Women in China who have been labeled “witches” are facing harsh social consequences that force them to band together and live in mutual understanding, a new study shows.
In a paper published in Nature Human Behavior on Jan. 8, a team of researchers found that 13.7% of a rural farming community in southwestern China were labeled zhu or “witch” by their neighbors.
They also figured that these “witches” — and their families — face difficult social consequences that are somehow mitigated if they group together.
For one, zhu families were less likely to get farming help and participate in community activities.
In addition, they were more likely to have children with similar families than with non-zhu families.
Zhu, also called zhubo, is believed to be transferable from a household that has it to another without through valuable objects such as gold, silver and silk.
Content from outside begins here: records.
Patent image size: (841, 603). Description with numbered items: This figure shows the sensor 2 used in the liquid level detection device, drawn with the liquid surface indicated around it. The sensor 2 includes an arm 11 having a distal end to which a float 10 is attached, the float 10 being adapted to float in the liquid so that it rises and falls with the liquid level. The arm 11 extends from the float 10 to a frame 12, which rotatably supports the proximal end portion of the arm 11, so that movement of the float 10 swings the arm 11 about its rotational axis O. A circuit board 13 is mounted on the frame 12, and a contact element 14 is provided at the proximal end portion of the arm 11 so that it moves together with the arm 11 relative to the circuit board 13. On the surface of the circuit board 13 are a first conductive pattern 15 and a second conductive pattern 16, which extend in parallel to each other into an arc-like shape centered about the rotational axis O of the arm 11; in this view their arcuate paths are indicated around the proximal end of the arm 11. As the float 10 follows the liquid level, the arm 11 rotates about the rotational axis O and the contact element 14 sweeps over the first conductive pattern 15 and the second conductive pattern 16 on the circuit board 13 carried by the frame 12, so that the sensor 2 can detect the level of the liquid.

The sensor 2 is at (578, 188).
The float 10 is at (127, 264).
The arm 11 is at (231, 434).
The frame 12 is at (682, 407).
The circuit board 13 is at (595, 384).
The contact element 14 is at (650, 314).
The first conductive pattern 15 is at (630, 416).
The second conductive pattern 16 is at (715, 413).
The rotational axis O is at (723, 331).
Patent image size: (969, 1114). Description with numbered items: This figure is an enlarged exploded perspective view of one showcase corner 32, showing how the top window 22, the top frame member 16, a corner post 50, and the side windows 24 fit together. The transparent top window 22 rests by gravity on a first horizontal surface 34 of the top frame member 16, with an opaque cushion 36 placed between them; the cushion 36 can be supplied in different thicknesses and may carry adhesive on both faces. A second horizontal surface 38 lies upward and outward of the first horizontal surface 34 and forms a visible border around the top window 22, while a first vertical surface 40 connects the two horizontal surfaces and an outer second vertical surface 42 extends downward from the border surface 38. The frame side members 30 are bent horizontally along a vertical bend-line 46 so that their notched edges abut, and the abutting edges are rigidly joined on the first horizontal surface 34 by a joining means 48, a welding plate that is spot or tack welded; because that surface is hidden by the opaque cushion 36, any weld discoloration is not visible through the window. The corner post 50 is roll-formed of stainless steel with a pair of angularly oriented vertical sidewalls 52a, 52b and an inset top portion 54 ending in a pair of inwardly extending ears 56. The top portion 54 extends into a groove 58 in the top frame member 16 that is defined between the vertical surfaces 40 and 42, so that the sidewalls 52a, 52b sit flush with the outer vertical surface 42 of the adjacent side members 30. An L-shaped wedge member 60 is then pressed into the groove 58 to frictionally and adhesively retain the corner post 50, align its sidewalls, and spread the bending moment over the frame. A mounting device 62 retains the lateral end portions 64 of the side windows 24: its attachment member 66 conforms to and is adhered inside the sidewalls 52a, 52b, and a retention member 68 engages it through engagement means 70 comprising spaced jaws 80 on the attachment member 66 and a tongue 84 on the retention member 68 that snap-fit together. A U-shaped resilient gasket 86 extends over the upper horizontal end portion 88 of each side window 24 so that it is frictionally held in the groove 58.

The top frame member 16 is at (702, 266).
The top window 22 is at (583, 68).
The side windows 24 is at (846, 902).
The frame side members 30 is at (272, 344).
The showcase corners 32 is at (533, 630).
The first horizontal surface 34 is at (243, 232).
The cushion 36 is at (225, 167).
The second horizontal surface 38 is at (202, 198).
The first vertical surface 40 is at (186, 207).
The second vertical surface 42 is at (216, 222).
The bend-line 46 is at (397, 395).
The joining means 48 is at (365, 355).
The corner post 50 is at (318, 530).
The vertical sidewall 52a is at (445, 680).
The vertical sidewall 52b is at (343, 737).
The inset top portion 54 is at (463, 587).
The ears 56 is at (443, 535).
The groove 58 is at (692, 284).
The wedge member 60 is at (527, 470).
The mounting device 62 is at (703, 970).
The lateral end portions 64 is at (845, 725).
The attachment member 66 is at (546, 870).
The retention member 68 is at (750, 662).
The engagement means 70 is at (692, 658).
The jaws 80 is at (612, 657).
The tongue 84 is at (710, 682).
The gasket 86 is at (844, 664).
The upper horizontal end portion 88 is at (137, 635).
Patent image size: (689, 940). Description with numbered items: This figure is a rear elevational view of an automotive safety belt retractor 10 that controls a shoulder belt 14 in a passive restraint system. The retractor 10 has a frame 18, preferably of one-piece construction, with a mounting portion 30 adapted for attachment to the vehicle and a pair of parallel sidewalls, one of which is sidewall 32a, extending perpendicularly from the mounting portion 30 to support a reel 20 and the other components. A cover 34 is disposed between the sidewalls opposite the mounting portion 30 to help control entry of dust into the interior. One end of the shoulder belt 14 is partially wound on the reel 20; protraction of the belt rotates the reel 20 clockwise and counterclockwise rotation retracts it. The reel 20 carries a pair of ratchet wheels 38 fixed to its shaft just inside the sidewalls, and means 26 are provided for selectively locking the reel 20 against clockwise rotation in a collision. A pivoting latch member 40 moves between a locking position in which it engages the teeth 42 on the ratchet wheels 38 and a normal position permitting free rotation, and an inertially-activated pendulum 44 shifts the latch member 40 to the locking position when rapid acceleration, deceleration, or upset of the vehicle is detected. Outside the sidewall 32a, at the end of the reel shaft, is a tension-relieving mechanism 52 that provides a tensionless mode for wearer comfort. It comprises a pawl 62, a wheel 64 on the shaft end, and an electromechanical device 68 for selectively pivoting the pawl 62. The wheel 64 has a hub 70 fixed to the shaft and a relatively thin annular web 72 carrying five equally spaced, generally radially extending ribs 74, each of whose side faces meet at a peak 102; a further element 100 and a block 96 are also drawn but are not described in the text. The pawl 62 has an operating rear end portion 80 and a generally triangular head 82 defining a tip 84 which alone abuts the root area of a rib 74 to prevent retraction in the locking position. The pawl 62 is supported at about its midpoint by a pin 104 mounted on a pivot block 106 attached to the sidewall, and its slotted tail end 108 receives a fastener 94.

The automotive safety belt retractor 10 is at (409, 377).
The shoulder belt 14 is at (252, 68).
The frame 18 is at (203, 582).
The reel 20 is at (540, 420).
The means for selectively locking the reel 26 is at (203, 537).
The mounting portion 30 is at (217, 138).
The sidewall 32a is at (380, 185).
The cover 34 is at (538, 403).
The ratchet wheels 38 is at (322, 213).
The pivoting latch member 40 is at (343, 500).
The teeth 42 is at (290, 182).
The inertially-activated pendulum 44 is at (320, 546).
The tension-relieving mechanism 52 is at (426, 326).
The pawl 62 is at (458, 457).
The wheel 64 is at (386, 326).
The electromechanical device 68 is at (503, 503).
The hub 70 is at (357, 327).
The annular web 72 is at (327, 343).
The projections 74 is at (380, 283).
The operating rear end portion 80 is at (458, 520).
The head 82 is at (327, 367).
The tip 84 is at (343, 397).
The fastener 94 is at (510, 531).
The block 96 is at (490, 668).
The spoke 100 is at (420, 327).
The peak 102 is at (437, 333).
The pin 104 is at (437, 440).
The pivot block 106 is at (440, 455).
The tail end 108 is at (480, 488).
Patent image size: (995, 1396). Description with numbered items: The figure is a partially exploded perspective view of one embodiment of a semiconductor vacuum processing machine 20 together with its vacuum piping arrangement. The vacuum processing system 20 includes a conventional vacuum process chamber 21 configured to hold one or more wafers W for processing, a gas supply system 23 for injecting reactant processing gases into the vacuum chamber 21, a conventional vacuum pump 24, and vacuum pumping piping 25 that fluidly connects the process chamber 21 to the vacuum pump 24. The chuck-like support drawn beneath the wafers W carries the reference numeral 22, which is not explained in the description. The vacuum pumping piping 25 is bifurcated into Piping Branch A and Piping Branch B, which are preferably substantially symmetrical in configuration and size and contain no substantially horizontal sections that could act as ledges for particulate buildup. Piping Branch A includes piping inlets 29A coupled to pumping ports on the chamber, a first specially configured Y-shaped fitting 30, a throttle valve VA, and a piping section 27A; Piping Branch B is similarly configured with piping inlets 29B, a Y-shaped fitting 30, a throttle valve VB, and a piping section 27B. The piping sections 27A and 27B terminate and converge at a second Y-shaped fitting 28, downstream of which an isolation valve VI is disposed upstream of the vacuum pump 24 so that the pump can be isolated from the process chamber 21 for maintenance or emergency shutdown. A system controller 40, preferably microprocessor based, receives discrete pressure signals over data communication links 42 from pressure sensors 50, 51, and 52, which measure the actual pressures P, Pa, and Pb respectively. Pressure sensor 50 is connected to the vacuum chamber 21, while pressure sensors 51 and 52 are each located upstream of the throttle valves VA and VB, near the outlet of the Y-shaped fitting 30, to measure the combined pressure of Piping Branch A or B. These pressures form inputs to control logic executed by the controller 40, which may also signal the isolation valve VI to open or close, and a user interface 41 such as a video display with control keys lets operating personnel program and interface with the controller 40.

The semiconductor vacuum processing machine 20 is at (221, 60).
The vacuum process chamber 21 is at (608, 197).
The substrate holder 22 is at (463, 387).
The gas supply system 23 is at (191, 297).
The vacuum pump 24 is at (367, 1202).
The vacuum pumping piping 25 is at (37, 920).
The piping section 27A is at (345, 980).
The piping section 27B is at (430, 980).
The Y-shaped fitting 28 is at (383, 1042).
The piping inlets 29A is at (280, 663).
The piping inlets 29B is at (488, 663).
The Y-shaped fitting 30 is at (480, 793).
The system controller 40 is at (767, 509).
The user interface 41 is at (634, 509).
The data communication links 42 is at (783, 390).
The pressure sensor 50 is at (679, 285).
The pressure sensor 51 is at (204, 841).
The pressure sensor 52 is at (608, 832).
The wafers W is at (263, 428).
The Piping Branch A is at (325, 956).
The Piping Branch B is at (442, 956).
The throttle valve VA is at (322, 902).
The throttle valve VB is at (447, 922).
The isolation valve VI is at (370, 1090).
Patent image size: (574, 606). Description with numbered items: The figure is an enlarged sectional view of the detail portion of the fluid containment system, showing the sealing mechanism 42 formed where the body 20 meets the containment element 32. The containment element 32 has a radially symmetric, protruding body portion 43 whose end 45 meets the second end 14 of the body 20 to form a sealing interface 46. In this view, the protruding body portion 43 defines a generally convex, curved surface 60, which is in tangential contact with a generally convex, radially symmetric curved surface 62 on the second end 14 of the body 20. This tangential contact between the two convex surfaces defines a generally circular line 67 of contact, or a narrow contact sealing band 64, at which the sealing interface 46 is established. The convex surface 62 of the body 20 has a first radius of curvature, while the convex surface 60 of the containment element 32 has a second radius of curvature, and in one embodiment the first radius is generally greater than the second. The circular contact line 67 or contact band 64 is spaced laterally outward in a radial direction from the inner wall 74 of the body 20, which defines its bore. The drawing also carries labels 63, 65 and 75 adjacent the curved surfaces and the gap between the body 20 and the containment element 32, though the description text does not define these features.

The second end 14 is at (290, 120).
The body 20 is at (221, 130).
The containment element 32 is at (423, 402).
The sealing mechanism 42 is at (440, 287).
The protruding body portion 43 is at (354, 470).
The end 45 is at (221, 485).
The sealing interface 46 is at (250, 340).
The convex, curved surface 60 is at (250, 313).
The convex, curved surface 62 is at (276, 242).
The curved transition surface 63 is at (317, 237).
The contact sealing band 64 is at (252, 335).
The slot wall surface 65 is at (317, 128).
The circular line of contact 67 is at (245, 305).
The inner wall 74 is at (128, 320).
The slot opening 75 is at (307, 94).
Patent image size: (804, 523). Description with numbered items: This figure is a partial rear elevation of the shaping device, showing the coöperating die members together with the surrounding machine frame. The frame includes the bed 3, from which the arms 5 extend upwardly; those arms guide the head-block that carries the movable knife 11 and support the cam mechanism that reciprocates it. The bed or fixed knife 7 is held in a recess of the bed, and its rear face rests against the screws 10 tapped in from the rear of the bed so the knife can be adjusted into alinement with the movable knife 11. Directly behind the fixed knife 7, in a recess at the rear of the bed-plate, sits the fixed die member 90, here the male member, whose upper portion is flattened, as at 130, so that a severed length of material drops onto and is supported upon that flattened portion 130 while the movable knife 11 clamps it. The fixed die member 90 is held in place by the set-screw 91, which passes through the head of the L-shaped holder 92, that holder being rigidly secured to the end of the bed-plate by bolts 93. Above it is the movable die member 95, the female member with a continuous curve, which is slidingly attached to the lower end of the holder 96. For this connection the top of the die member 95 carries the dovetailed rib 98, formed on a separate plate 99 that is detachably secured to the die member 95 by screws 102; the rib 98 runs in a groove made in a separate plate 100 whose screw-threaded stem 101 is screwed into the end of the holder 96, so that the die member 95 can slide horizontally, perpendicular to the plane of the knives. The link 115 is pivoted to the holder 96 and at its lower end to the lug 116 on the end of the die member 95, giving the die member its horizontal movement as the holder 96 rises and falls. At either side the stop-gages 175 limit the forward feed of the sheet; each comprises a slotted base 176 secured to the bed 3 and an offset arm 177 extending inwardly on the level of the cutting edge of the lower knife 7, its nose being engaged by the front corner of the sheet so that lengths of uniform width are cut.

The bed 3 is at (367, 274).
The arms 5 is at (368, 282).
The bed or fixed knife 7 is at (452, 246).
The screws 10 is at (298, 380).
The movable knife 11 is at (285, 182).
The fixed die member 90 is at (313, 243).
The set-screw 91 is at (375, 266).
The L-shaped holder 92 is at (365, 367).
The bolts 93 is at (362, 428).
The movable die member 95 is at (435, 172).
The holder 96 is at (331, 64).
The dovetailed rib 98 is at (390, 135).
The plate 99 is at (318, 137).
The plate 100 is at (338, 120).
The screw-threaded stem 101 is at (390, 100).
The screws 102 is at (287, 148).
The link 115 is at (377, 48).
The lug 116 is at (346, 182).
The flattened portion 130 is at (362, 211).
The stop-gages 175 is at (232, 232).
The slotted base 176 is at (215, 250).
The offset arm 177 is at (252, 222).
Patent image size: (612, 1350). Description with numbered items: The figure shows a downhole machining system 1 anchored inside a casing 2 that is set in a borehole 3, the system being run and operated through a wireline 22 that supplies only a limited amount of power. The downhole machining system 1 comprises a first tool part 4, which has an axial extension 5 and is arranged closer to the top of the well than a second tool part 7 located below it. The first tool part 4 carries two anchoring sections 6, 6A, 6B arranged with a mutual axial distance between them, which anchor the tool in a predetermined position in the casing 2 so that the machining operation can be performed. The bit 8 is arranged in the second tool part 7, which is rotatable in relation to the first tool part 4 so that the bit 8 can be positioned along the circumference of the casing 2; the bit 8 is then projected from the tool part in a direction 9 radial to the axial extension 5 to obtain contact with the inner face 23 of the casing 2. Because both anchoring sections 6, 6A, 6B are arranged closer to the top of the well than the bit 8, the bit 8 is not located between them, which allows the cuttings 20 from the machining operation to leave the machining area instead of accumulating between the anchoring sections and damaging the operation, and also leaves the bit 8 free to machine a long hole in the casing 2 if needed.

However, accusing someone of being a “witch” in China is illegal.
“Zhu households are believed to raise snakes, and poison people by providing them polluted food or simply by eye contact,” Ting Ji, an anthropologist at the Chinese Academy of Sciences who worked on the study, said via the Associated Press.
“The rumor of one household got ‘zhu’ will spread quickly in the villages and to the neighboring villages.”
Interestingly, the researchers also found that the label is usually applied to middle-aged women who head wealthier households. These women also had less children than non-zhu families.
But perhaps more importantly, the label is often designated to women who have been blamed for others’ misfortune.
Ting and her colleagues wrote, “Our finding that the label is more likely to fall on wealthier and female-headed households fits with anecdotal accounts from other populations of accusations arising out of jealousy or spite, directed particularly at women.”
While these “witches” are ostracized in their own community, it must be noted that the researchers found no evidence that they are less cooperative than non-zhu households.